We did a seating rehearsal, and did this one immediately after the
Overture, and I didn't have time to check out my C clarinet, having been
too busy upping my garlic level just before. There are a few notes of
harmony to play before the G's, and the B and C refused to speak
properly. However, the G's came out easy as pie!

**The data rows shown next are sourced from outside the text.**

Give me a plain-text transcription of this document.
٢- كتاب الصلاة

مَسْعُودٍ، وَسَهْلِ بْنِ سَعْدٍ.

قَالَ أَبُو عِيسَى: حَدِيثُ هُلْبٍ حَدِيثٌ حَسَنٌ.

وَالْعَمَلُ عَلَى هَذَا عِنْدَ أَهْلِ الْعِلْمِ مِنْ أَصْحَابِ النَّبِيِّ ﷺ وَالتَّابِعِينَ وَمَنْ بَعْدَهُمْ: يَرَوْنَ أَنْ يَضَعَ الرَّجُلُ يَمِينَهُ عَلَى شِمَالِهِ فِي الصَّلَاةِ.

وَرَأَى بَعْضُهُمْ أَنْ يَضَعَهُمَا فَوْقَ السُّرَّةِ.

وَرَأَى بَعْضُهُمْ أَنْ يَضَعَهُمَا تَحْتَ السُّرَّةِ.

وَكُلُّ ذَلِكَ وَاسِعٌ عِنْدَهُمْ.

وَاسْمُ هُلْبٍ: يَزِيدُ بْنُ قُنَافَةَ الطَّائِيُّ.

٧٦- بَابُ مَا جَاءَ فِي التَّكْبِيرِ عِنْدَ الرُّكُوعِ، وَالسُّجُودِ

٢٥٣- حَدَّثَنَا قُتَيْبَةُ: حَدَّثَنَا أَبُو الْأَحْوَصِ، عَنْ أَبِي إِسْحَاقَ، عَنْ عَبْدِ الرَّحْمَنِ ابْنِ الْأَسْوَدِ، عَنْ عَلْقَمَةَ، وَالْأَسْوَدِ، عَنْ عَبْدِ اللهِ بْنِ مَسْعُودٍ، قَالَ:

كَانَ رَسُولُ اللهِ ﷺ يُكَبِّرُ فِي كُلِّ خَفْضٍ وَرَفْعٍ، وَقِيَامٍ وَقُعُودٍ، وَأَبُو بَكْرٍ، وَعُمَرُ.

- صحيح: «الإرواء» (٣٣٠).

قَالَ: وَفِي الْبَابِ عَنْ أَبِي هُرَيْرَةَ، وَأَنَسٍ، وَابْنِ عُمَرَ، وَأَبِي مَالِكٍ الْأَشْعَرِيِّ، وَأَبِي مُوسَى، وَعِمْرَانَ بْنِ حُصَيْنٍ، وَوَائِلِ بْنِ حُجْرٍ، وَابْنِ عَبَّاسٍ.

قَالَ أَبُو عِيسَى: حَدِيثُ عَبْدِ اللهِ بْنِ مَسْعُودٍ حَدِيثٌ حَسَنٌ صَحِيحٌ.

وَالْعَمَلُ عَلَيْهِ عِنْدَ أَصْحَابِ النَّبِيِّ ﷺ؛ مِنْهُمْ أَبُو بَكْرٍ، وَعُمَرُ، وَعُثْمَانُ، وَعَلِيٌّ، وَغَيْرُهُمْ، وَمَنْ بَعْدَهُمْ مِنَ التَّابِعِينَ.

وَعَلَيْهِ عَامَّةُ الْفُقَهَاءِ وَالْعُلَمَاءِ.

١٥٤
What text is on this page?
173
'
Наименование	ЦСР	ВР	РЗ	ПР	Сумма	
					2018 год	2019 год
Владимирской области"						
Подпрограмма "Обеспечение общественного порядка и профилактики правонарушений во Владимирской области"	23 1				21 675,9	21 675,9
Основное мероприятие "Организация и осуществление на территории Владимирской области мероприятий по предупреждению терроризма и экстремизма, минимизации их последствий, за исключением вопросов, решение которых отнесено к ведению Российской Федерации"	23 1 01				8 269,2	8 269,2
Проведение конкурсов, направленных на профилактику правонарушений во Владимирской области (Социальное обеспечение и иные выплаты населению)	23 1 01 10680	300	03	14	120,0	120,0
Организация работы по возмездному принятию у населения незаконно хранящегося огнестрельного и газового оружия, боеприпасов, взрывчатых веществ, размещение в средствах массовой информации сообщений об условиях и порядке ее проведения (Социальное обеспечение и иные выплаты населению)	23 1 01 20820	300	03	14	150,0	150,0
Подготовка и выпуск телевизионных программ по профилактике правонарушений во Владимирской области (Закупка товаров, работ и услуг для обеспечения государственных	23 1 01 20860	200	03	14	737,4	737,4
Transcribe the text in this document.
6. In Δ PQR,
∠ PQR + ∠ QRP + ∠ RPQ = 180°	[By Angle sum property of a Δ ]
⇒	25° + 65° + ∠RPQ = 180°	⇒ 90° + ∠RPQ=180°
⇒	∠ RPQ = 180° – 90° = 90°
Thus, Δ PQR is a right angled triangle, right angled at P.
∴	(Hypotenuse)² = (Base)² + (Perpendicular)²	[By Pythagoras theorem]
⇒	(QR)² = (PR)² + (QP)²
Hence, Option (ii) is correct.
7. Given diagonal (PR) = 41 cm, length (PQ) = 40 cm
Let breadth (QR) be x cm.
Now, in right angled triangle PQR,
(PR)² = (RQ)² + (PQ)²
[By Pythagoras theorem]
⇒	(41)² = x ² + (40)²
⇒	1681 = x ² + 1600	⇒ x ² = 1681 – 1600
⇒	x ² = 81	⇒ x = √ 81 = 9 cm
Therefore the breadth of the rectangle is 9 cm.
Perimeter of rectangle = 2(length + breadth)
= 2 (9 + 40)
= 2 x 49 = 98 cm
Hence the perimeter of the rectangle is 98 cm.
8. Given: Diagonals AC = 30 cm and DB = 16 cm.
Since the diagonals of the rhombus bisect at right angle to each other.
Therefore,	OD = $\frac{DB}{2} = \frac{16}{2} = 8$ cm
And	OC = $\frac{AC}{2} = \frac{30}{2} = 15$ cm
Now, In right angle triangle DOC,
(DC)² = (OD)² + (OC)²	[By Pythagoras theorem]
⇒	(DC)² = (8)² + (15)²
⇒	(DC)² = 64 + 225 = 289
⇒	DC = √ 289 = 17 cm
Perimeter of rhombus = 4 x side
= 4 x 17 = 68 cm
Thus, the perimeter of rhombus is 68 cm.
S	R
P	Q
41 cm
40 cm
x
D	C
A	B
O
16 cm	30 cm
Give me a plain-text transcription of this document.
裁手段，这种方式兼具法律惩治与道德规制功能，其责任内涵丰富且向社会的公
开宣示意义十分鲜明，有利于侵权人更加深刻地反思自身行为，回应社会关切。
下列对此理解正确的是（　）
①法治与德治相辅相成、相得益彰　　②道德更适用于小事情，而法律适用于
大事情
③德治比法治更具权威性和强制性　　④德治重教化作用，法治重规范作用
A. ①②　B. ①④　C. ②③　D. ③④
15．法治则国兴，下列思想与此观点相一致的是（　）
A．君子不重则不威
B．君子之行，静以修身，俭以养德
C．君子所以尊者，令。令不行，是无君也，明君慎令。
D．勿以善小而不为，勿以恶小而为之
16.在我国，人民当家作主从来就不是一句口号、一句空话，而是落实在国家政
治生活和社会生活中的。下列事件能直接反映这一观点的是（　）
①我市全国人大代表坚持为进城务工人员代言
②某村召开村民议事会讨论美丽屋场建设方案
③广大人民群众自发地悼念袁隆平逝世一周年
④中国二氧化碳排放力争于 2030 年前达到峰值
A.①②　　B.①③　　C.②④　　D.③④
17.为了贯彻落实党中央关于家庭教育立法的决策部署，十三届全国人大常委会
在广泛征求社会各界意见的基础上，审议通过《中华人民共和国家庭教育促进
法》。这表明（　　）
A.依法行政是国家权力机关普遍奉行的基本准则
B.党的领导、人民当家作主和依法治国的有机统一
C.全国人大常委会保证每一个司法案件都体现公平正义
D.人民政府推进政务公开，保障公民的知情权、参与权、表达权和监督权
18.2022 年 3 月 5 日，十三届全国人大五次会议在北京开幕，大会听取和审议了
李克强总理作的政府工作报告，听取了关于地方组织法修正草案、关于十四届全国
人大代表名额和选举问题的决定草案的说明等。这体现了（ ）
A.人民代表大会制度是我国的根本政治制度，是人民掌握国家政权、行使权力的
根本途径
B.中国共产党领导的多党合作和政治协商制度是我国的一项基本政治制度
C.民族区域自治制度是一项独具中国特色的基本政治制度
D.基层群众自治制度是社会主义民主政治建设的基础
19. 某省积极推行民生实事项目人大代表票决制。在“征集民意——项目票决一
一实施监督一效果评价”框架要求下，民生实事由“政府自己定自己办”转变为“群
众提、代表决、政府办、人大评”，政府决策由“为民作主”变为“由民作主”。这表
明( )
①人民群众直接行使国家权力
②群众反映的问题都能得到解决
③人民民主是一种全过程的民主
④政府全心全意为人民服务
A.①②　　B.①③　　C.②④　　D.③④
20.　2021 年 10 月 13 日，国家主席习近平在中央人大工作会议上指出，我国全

I quickly found out that what had happened was that my little tube of
cork grease had got stuck inside the bell, effectively blocking the
bottom of the instrument. So when I removed it, I tried putting my
right hand over the bell of the instrument just for those G's. It cuts
down the middle resonances of the sound, just what you need for the
musical effect.

You can of course do the same thing at the other end. Reducing middle
mouth and reed resonances (usually that means, tongue high and
embouchure not so distal) is precisely what helps you to play controlled
high, light and clear staccato, such as the A/Bb/C/Bb/A/G/F# semiquavers
in the last movement of Mozart 39. But this other, special trick helps
as well.

It's strange that I didn't think of it, because I remember posting about
how the same trick helps for the repeated As in the Scherzo of Beethoven
V, but I suppose that listening to yourself is always elusive, one way
or another.

Tony
--
_________ Tony Pay
|ony:-) 79 Southmoor Rd Tony@-----.uk
| |ay Oxford OX2 6RE http://classicalplus.gmn.com/artists
tel/fax 01865 553339

... Where you stand depends on where you sit.